Greis. Sie greifen mir an das Herz, und
mein Herz hat keine Waͤrme mehr; laͤngſt iſt ſie
erloſchen, und mit ihr das Zutrauen zu den
Menſchen. Nur das Vertrauen zu dem Vater
dort oben blieb mir, und ſoll mir bleiben, bis
das Herz erkaltet.
Jch. Jch moͤchte ſo gern von euch mit was
auf den Weg nehmen — euren Segen!
Greis. Meinen Segen? kann der ſchwache
Segen eines armen verſtoſſenen Mannes auf die
Fuͤlle der Jugend wirken? nun, ſo moͤge das
Schikſal keinen Tropfen Wermut in ihren Freu-
denbecher miſchen.
Jch.
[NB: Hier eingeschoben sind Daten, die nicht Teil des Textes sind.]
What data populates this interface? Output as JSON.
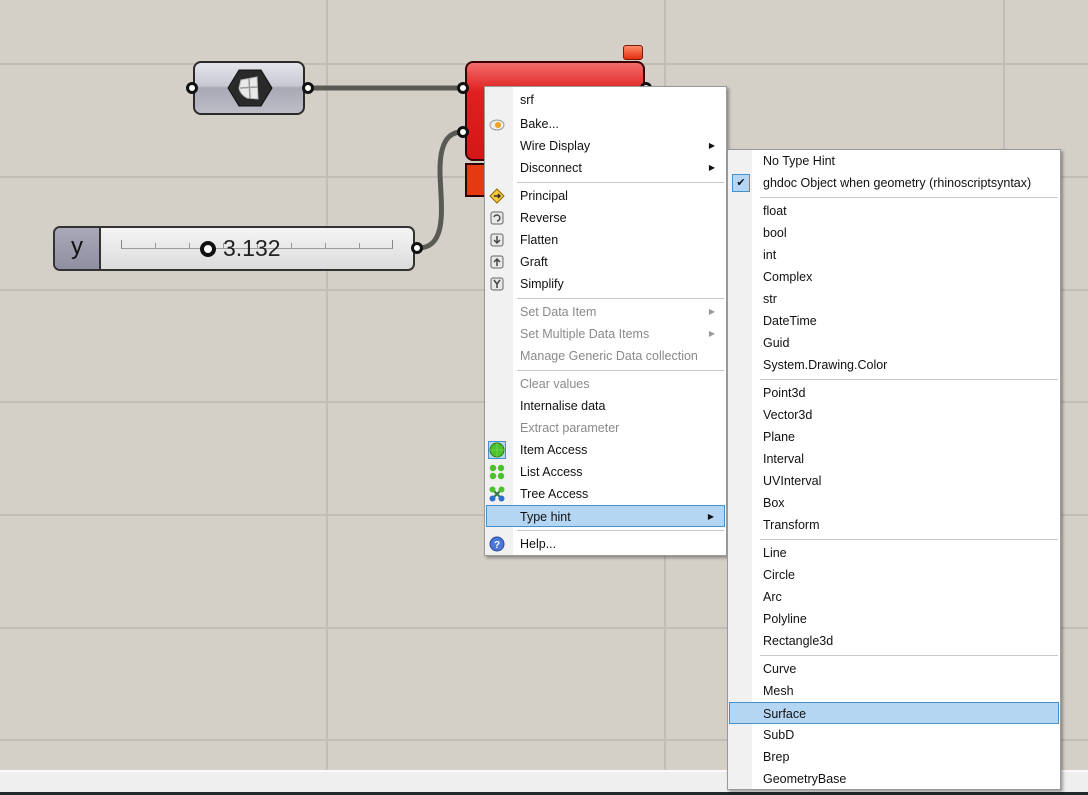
{
  "canvas": {
    "background": "#d4d0c8",
    "grid_color": "#c2beb7"
  },
  "components": {
    "surface_param": {
      "icon": "surface-param-icon"
    },
    "python_script": {
      "color": "#d41616",
      "status": "warning"
    },
    "number_slider": {
      "label": "y",
      "value": "3.132"
    }
  },
  "context_menu": {
    "items": [
      {
        "label": "srf",
        "type": "title"
      },
      {
        "label": "Bake...",
        "icon": "bake-icon"
      },
      {
        "label": "Wire Display",
        "submenu": true
      },
      {
        "label": "Disconnect",
        "submenu": true
      },
      {
        "label": "Principal",
        "icon": "principal-icon"
      },
      {
        "label": "Reverse",
        "icon": "reverse-icon"
      },
      {
        "label": "Flatten",
        "icon": "flatten-icon"
      },
      {
        "label": "Graft",
        "icon": "graft-icon"
      },
      {
        "label": "Simplify",
        "icon": "simplify-icon"
      },
      {
        "label": "Set Data Item",
        "submenu": true,
        "disabled": true
      },
      {
        "label": "Set Multiple Data Items",
        "submenu": true,
        "disabled": true
      },
      {
        "label": "Manage Generic Data collection",
        "disabled": true
      },
      {
        "label": "Clear values",
        "disabled": true
      },
      {
        "label": "Internalise data"
      },
      {
        "label": "Extract parameter",
        "disabled": true
      },
      {
        "label": "Item Access",
        "icon": "item-access-icon",
        "checked": true
      },
      {
        "label": "List Access",
        "icon": "list-access-icon"
      },
      {
        "label": "Tree Access",
        "icon": "tree-access-icon"
      },
      {
        "label": "Type hint",
        "submenu": true,
        "highlighted": true
      },
      {
        "label": "Help...",
        "icon": "help-icon"
      }
    ]
  },
  "type_hint_menu": {
    "items": [
      {
        "label": "No Type Hint"
      },
      {
        "label": "ghdoc Object when geometry (rhinoscriptsyntax)",
        "checked": true
      },
      {
        "label": "float"
      },
      {
        "label": "bool"
      },
      {
        "label": "int"
      },
      {
        "label": "Complex"
      },
      {
        "label": "str"
      },
      {
        "label": "DateTime"
      },
      {
        "label": "Guid"
      },
      {
        "label": "System.Drawing.Color"
      },
      {
        "label": "Point3d"
      },
      {
        "label": "Vector3d"
      },
      {
        "label": "Plane"
      },
      {
        "label": "Interval"
      },
      {
        "label": "UVInterval"
      },
      {
        "label": "Box"
      },
      {
        "label": "Transform"
      },
      {
        "label": "Line"
      },
      {
        "label": "Circle"
      },
      {
        "label": "Arc"
      },
      {
        "label": "Polyline"
      },
      {
        "label": "Rectangle3d"
      },
      {
        "label": "Curve"
      },
      {
        "label": "Mesh"
      },
      {
        "label": "Surface",
        "highlighted": true
      },
      {
        "label": "SubD"
      },
      {
        "label": "Brep"
      },
      {
        "label": "GeometryBase"
      }
    ],
    "check_glyph": "✔",
    "arrow_glyph": "▶"
  }
}
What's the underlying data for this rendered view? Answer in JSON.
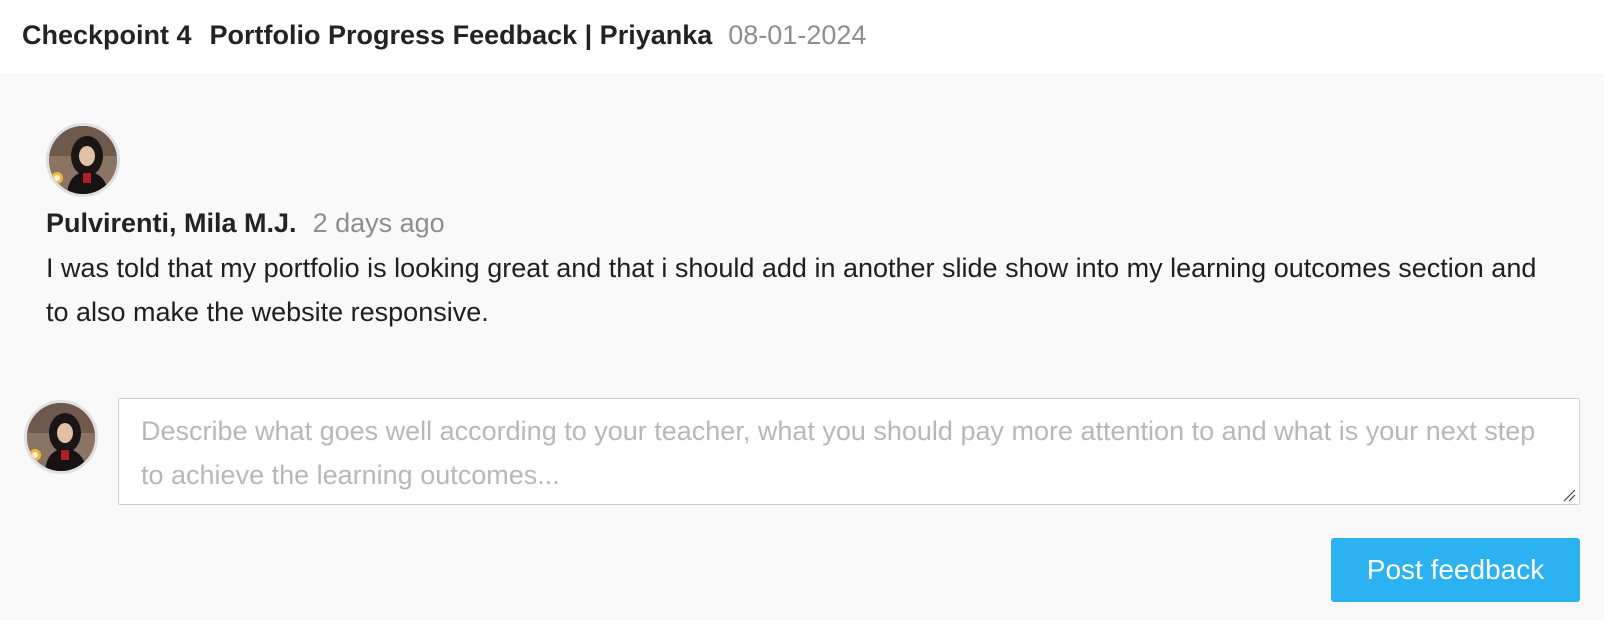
{
  "header": {
    "checkpoint": "Checkpoint 4",
    "title": "Portfolio Progress Feedback | Priyanka",
    "date": "08-01-2024"
  },
  "comment": {
    "author": "Pulvirenti, Mila M.J.",
    "timestamp": "2 days ago",
    "body": "I was told that my portfolio is looking great and that i should add in another slide show into my learning outcomes section and to also make the website responsive."
  },
  "feedback_form": {
    "value": "",
    "placeholder": "Describe what goes well according to your teacher, what you should pay more attention to and what is your next step to achieve the learning outcomes...",
    "submit_label": "Post feedback"
  },
  "colors": {
    "accent": "#2db2f1",
    "muted_text": "#8e8e8e",
    "page_background": "#f9f9f9"
  }
}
Jch danke euch, guter Bidermann!
aber wollt ihr mich ſo leer von euch entlaſſen,
daß ich mit der Vorſicht murren koͤnnte, warum
ſie euren Pfad ſo dornigt ſchuf?
Greis. Wer kann die unerforſchlichen Wege
der Vorſicht ergruͤnden? — uns ſchwachen Er-
denſoͤhnen ziemts nicht, ſie auszuſpaͤhen, ſondern
ſie tief anbetend zu verehren.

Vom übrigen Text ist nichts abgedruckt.